No rancho da periferia, onde “ventava como na rua”, o Chiru ainda tinha reminiscências: “E as bombachas que ambicionava, de guri, para quando fosse um campeiro de verdade?”(Id.,110) Seu triste consolo era que, assim como ele, miles de outros guascas não paravam nas estâncias e também se perdiam nas cidades, e a mágoa ressentida se resumia em pensar: “A ser gaúcho assim, sem ser gaúcho, sem aperos de dar inveja e sem pingo de estouro, preferia a vidinha de changueiro, boteco e canha da beira do povo.” (Id., 111) E havia ainda a Alzira, a chinoca que trouxera de seus tempos de mascate pelos campos, e o pequeno Joãozinho para criar. Daí Lopes, o bolicheiro aliciador de votos para os políticos do governo. Neste mundo sem possibilidades, o último ato de rebeldia do Chiru, o gaúcho que não aconteceu, foi festejar com o médico benemérito dos pobres a vitória nas eleições contra a candidatura oficial: “Dês do primeiro orador até o último, Chiru vibrou, comoveu-se, indignou-se”.(Id., 134) Mais tarde, perdoado pela “traição” comete nova trapalhada e é punido com a perda de seus bens, não tendo a quem recorrer; nas obras da estrada de ferro onde buscava serviço, um reaparecido Clarimundo, sempre capataz, demite-o por informações vindas do “povo”. Resta, ao final, um apito de trem que lembra “um apelo campeiro gritando de um fundo remoto.” (Id., 153)


A saga triste do Chiru, que se faz acompanhar pelos destinos de tantos outros – o “professor” Manoel Garcia, o campeiro velho João Antônio, o lavrador Tomás Barbosa, o carreteiro Portilho, siá Casturina – não é resultado de uma opção, de qualquer gesto voluntário: a decadência do indivíduo faz parte do declínio de um modo de vida que tornou-se incompatível com os novos tempos.
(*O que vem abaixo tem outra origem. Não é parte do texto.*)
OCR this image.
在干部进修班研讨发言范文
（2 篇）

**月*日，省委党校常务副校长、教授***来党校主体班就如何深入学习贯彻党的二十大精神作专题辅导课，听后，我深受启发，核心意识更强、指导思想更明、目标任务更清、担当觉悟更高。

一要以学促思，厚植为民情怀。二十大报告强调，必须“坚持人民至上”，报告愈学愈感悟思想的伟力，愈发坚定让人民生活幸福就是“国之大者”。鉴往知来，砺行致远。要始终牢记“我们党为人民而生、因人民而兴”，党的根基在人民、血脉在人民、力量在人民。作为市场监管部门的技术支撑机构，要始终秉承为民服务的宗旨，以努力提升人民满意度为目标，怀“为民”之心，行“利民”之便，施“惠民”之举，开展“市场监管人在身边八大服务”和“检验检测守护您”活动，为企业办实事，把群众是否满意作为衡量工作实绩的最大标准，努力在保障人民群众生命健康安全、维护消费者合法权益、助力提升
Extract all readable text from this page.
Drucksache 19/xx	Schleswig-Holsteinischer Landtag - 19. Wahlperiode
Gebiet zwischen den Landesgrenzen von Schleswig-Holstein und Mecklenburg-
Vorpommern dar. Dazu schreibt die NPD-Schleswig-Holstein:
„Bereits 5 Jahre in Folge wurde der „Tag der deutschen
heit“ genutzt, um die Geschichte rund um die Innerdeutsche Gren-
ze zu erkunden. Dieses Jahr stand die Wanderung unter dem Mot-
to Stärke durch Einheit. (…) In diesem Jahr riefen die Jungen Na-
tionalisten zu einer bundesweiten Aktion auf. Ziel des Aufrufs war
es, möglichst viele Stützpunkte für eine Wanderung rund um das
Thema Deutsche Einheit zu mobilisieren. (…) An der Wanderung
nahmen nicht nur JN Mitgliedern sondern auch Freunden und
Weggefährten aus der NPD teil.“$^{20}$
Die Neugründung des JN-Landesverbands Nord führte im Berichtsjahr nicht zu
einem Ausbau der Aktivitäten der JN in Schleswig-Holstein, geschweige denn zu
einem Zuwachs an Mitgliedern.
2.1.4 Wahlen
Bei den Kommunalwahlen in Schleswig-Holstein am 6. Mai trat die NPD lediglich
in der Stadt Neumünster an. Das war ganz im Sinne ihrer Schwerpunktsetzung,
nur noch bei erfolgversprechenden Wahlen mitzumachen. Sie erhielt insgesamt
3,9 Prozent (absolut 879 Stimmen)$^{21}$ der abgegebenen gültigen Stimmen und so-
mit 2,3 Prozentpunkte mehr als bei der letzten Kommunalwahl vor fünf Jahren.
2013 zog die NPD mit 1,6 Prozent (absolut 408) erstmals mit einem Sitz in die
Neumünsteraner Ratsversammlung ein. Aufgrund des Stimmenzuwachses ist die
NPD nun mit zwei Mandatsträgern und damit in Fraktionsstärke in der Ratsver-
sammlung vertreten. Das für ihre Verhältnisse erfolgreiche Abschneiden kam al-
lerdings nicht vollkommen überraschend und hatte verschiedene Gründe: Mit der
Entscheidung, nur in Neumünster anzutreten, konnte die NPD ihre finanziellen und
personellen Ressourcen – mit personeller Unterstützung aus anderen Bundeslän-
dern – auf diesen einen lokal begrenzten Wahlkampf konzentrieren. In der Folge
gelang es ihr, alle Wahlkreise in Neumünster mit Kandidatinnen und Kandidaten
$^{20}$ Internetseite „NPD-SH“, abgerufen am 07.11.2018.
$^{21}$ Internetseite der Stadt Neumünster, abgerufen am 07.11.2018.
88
Os campos sem cercas – como aqueles onde “pastava” o “gado de osso” do piá – deram lugar aos alambramentos, aos potreiros e aos corredores; assim como na Inglaterra do século XVI descrita por Marx, os cercamentos expulsam os homens e os conduzem à força no rumo das cidades, para as periferias que se convertem em cinturões miseráveis. O “gaúcho a pé” de Cyro Martins retratou, antes que os historiadores e cientistas sociais o fizessem, um Rio Grande que não costumava freqüentar a literatura, e que não era exibido como modelo.


Karl Marx uma vez disse que na obra ficcional de Charles Dickens ele apreendera muito mais sobre a realidade do capitalismo inglês que nos tratados científicos contemporâneos; seu grande parceiro Friedrich Engels se referiu de forma semelhante sobre os livros de Honoré de Balzac e sua capacidade de compreensão da burguesia francesa; o grande sociólogo Agustín Cueva, referência obrigatória para qualquer americanista, afirmou que a leitura de cada obra de sociologia, de economia ou de história era seguida pela de três romances! Certamente nem todas as produções literárias têm esta dimensão e este valor. Neste sentido, pode-se afirmar que a obra de Cyro sobre o Rio Grande da campanha, sua trilogia do “gaúcho a pé” e nela este Sem Rumo que se torna septuagenário, cumpriu seu papel de revelar a todos uma realidade que faziam encobrir.


*MARTINS, Cyro. Sem Rumo. Porto Alegre: Editora Movimento, 1997.

** Professor Adjunto do Departamento de História e do PPG em História da UFRGS.




NOTAS:

1. Canções premiadas no principal festival de música gauchesca, a Califórnia da Canção Nativa, de Uruguaiana, são muito eloqüentes: “Esquilador”, “Pago Perdido”,  “Desgarrados”, são alguns exemplos.

2 Não é casual que Julio de Castilhos tenha proposto um “Dia do Gaúcho”, justamente no 20 de setembro! Escritores, historiadores, folcloristas, músicos etc tiveram seu papel na construção de um Rio Grande do Sul com características muito próprias, diferentes das demais províncias.

3. São muito expressivos os versos finais do poema “Eis o Homem”: “Eu sou maior que a história grega! Eu sou gaúcho, e me chega, pr’a ser feliz no universo!”

4 Neste sentido, são fundamentais as pesquisas de Paulo Afonso Zarth, Helen Osório, Luiz Augusto Ebling Farinatti, Tiago Gil, Gabriel Berute, Mariana Flores da Cunha Thompson Flores, Arlene Guimarães Foletto, Graciela Bonassa Garcia, entre alguns.